Sulla carta una certa vicinanza ideologica ai Repubblicani dovrebbe giovare alla presidente del Consiglio, ma è davvero così? Meloni ha costruito un rapporto eccellente con Biden, ha intrapreso una politica atlantista e anti-Putin, ha dismesso l’euroscetticismo.

Tutto questo in teoria non piace a Trump o, quantomeno, ad una parte dei populisti americani. Lo ha ricordato Steve Bannon, inventore del trumpismo, qualche settimana fa in delle interviste con i quotidiani italiani dove Meloni viene dipinta quasi come una traditrice della destra populista. Il riadattamento ad una eventuale presidenza Trump potrebbe essere più difficile del previsto perché ravviverebbe l’opposizione interna di Matteo Salvini che si è sempre rappresentato come supporter dell’ex presidente.

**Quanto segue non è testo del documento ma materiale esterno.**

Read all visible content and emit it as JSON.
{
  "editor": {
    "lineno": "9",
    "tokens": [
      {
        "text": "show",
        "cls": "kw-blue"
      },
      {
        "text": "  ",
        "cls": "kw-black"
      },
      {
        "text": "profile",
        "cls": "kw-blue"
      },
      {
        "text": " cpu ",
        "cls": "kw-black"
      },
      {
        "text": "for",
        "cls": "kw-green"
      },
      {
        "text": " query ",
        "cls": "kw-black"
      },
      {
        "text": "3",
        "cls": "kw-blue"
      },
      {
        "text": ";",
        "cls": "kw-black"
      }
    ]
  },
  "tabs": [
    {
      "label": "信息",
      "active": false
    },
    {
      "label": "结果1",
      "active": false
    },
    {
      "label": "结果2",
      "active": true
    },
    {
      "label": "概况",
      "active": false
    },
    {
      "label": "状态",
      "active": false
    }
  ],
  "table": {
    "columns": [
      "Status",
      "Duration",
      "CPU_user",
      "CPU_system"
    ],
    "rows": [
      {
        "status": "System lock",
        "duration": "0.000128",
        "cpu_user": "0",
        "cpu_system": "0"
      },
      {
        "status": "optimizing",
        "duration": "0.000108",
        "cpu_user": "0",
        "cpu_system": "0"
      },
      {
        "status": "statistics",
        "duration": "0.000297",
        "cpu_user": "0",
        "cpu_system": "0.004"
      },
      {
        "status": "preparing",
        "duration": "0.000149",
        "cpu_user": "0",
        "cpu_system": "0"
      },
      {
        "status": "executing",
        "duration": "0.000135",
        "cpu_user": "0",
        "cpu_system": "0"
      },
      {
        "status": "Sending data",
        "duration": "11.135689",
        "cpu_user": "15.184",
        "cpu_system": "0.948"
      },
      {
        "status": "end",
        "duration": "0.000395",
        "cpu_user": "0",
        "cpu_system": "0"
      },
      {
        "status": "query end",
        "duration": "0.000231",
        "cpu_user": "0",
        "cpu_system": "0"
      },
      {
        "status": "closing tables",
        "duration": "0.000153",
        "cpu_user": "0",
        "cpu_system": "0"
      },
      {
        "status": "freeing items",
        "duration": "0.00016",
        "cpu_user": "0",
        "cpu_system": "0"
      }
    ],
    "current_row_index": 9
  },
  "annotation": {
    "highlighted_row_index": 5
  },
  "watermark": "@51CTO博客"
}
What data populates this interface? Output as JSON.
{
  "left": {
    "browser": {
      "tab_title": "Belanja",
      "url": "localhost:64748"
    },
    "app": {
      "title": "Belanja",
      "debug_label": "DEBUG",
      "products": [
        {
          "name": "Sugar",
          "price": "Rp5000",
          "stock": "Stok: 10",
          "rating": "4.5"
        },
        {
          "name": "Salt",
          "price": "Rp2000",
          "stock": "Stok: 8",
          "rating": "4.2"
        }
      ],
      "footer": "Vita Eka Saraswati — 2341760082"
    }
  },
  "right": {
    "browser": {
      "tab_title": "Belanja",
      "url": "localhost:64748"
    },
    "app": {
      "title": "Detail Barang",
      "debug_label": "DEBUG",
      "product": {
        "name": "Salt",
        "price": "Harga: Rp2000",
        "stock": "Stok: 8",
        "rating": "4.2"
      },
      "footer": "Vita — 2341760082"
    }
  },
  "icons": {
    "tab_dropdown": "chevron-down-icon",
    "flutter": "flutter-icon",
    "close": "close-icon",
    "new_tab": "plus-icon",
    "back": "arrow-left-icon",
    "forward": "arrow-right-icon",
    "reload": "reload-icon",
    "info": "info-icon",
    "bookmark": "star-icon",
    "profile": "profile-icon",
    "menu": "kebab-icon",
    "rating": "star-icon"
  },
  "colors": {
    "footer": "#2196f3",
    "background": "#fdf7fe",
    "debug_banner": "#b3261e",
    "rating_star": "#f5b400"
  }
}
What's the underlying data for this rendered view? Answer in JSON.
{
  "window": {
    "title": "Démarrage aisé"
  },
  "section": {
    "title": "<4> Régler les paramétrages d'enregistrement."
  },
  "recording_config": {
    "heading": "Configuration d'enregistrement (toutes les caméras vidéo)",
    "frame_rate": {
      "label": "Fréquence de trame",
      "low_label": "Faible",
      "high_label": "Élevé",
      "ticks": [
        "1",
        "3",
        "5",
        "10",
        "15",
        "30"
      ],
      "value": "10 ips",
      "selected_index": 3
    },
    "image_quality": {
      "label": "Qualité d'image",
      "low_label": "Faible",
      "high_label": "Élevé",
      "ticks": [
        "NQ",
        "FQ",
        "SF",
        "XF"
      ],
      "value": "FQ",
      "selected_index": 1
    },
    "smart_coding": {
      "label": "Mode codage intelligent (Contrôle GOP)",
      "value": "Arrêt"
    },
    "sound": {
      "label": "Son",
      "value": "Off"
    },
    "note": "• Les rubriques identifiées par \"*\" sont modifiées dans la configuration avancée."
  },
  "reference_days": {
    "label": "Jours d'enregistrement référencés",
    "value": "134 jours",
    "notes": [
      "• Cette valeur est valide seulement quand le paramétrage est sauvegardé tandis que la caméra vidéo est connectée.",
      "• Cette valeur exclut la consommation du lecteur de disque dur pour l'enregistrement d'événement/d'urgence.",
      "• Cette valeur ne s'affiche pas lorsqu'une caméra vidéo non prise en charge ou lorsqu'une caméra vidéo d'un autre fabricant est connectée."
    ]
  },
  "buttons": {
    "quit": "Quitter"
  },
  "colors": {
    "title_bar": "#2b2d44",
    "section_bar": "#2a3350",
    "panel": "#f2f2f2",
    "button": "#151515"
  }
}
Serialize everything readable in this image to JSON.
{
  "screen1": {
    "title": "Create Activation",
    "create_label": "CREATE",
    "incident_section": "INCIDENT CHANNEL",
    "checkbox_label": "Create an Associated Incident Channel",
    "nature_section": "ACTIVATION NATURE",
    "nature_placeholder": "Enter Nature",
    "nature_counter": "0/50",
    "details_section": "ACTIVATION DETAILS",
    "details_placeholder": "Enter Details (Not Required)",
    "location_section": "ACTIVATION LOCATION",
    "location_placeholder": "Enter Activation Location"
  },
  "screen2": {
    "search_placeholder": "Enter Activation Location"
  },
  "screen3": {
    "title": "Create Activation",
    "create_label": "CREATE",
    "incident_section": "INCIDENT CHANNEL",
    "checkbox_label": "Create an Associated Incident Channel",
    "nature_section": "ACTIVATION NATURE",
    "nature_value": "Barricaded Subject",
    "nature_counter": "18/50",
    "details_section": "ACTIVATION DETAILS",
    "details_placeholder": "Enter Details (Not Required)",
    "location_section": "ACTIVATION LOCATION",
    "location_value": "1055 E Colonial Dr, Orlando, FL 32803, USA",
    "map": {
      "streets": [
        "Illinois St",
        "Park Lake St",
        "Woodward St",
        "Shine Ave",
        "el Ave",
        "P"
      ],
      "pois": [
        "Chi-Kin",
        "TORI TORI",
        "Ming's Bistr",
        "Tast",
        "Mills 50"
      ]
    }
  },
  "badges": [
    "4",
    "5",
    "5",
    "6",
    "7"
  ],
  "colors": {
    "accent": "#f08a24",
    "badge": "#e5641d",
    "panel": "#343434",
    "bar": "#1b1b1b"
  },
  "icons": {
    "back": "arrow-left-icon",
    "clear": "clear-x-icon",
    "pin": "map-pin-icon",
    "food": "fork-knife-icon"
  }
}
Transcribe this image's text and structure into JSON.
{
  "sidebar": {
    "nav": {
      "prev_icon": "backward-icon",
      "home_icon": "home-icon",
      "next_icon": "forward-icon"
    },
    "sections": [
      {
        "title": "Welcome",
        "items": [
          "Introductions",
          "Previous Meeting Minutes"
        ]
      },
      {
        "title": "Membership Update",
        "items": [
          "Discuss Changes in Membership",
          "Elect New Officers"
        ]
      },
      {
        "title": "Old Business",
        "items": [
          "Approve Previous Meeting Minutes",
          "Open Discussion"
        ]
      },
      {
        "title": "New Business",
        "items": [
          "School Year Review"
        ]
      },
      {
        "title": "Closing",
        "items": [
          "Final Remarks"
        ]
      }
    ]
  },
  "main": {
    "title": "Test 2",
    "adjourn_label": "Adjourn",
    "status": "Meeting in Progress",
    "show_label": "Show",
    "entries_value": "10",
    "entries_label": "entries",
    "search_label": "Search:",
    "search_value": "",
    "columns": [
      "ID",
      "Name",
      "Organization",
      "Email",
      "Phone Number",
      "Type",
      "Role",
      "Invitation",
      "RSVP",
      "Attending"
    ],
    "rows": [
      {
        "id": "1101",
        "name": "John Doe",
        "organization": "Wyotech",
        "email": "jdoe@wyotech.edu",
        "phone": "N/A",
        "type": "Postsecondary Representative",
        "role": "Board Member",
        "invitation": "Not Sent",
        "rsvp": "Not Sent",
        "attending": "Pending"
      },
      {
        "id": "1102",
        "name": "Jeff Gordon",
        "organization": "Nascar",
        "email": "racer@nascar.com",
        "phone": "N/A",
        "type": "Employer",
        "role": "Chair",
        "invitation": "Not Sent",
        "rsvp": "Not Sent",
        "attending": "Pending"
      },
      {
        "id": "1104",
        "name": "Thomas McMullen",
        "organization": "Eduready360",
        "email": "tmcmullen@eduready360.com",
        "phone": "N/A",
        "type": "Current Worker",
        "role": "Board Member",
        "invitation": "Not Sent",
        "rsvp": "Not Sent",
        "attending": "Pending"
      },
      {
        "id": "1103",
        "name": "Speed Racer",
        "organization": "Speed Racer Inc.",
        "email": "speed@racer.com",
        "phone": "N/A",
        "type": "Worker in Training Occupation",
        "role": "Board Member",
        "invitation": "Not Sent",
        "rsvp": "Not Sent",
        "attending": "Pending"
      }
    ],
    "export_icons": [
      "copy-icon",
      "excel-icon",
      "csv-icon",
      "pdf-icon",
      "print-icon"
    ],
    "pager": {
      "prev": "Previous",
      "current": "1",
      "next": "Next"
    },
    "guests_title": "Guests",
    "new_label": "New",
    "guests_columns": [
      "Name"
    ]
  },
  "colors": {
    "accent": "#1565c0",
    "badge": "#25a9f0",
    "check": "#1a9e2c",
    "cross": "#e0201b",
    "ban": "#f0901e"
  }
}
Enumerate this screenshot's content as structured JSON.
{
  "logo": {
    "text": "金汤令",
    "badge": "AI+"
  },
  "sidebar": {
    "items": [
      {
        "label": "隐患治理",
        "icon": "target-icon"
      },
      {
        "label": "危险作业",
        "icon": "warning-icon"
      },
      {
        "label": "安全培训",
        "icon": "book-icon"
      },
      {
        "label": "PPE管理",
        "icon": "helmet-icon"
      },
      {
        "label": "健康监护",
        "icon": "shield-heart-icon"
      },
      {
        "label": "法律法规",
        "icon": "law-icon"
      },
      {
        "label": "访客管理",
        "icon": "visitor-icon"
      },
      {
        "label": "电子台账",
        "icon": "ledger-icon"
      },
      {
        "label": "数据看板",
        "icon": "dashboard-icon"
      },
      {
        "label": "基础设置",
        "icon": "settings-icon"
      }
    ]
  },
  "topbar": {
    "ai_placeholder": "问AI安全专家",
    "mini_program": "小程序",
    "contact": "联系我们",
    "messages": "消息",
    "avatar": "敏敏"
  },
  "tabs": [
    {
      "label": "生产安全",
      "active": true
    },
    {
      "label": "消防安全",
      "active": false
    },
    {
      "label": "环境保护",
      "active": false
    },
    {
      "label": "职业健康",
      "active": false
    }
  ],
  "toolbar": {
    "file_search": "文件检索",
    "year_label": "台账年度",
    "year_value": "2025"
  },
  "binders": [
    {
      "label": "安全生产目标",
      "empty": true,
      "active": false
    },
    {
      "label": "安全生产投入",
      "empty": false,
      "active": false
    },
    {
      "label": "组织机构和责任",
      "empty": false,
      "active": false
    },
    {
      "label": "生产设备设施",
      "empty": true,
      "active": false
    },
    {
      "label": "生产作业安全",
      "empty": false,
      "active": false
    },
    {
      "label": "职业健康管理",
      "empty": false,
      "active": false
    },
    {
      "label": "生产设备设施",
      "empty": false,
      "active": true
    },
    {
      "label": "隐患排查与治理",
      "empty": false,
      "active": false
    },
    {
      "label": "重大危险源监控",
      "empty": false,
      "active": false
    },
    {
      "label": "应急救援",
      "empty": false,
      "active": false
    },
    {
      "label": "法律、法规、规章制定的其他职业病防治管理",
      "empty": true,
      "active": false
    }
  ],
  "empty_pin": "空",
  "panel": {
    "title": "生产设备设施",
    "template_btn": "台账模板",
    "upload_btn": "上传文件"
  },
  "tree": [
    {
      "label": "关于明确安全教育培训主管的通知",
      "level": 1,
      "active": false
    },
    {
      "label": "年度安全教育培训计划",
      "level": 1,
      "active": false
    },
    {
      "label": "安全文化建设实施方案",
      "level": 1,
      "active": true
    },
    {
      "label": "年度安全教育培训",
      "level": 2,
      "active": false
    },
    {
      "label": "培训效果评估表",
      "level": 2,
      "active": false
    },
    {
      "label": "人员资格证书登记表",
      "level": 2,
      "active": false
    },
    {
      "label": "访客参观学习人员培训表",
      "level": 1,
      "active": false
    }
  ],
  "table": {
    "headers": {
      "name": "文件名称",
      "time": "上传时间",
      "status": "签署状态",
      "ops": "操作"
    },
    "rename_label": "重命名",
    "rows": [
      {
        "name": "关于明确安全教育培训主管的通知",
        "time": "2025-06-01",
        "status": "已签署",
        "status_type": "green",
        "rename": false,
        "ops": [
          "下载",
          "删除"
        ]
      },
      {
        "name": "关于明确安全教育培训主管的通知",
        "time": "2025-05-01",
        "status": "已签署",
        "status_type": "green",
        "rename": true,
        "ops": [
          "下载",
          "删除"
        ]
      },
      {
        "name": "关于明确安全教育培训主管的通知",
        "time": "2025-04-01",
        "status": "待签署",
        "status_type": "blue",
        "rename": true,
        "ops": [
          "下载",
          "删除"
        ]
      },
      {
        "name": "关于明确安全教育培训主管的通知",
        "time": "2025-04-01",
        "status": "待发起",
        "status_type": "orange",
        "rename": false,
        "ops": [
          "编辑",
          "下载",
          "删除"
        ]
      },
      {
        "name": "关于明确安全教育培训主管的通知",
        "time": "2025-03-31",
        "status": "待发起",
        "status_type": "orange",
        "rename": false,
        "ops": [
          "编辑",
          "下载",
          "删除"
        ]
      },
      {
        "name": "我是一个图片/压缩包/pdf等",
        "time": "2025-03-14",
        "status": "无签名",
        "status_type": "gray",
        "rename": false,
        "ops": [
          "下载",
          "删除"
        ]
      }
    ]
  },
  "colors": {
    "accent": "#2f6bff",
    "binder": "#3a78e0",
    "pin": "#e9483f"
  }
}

Difficoltà potrebbe insorgere anche sul piano economico, se Trump volesse subito attuare il proprio programma l’Italia sarebbe costretta tra cambiamenti internazionali e regole europee a cambiare la composizione del bilancio, cioè a tagliare la spesa in alcuni settori e aumentarla in altri, oltre a dover cucire attraverso una faticosa negoziazione con gli altri leader europei nuovi strumenti comuni per gli investimenti.

La vittoria di Trump non sarà un buon affare per leader progressisti e liberali come Scholz e Macron, ma potrebbe essere una cattiva notizia anche per Meloni.